In today’s Wall Street Journal, Kimberley Strassel outlines the terrifying implications of the relationship between the Eric Holder-led Justice Department and the FEC staff.
More troubling to some FEC commissioners has been the staff’s unsanctioned and growing ties to the Obama Justice Department. In September 2011, Tony Herman was named FEC general counsel. Mr. Herman in early 2012 brought in Dan Petalas, a Justice prosecutor, as head of the agency’s enforcement section. FECA is clear that a bipartisan majority of commissioners must vote to report unlawful conduct to law enforcement. Yet FEC staff have increasingly been sending agency content to Justice without informing the commission.
For instance, when a complaint is filed with the FEC against a political actor, the general counsel is required to write a report for the commissioners on whether there is a “reason to believe” the actor committed a violation. This report is confidential and never made public until a case is closed. Yet FEC staffers have sent these reports to Justice, in one case before the report was considered by the commissioners.
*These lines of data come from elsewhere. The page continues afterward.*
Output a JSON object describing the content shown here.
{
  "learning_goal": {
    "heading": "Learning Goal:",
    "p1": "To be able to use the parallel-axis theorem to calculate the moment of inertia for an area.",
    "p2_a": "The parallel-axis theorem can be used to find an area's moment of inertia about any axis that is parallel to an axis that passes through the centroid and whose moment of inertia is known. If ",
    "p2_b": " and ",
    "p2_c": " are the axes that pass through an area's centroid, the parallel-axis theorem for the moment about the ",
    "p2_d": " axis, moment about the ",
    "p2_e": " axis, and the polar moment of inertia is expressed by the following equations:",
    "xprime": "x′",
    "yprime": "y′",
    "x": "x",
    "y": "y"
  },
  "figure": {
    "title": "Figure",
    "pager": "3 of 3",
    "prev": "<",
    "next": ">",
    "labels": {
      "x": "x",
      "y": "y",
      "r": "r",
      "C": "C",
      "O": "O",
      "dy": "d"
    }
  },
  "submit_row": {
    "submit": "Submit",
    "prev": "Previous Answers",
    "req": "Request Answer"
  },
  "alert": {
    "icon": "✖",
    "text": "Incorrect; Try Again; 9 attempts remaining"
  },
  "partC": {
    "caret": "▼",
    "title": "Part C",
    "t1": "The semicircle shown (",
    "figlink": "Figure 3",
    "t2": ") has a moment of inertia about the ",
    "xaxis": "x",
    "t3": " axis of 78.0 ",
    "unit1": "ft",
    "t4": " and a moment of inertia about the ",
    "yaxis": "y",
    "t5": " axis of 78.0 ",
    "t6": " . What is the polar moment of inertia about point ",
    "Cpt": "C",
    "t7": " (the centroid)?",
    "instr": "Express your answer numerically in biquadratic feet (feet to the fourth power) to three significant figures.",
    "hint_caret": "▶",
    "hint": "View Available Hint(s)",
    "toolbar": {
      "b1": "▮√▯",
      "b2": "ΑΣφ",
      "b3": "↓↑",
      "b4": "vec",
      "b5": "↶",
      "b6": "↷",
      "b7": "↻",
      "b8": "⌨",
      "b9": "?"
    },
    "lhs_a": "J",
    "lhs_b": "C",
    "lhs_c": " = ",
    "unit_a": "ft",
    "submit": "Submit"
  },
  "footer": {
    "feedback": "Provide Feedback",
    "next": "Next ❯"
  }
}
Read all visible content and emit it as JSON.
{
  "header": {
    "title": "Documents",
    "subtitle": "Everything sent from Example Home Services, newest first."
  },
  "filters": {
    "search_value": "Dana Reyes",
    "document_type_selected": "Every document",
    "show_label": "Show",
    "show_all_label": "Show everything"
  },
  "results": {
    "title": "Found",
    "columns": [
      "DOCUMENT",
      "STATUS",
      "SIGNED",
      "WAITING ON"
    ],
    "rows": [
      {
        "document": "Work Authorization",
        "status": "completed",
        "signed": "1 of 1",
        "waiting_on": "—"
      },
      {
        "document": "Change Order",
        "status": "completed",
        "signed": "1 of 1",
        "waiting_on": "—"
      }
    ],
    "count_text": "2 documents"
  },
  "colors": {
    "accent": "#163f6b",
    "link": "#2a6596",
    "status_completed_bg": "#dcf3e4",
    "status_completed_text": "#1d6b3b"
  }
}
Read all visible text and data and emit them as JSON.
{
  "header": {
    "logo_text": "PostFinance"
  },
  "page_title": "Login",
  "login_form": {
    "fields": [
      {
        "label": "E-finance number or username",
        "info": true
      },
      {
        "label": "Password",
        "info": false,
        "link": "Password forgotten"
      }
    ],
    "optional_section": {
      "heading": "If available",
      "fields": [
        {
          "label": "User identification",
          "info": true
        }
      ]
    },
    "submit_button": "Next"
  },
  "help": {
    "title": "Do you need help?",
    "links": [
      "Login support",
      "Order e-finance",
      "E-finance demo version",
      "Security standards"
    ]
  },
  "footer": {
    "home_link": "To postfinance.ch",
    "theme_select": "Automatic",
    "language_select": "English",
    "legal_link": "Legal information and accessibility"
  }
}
In a June memo, Mr. Herman defended staff supremacy with the astonishing argument that big decisions are best made by “non-partisan, career leadership.” (No joke.) That way, the commission is shielded from “claims that it is deciding whether to assist DOJ criminal prosecutions” on the basis of “political considerations.” Better, apparently, to keep the public completely in the dark.
These ties are disturbing, since the Obama campaign pioneered the tactic of demanding that Justice pursue criminal investigations of its political opponents as a means of intimidation. The FEC’s info-funneling to Obama Justice raises the obvious question of whether Obama Justice wasn’t in turn influencing FEC reports. (It also raises another question: If Justice had this kind of pipeline to the FEC, did it have one to the IRS?)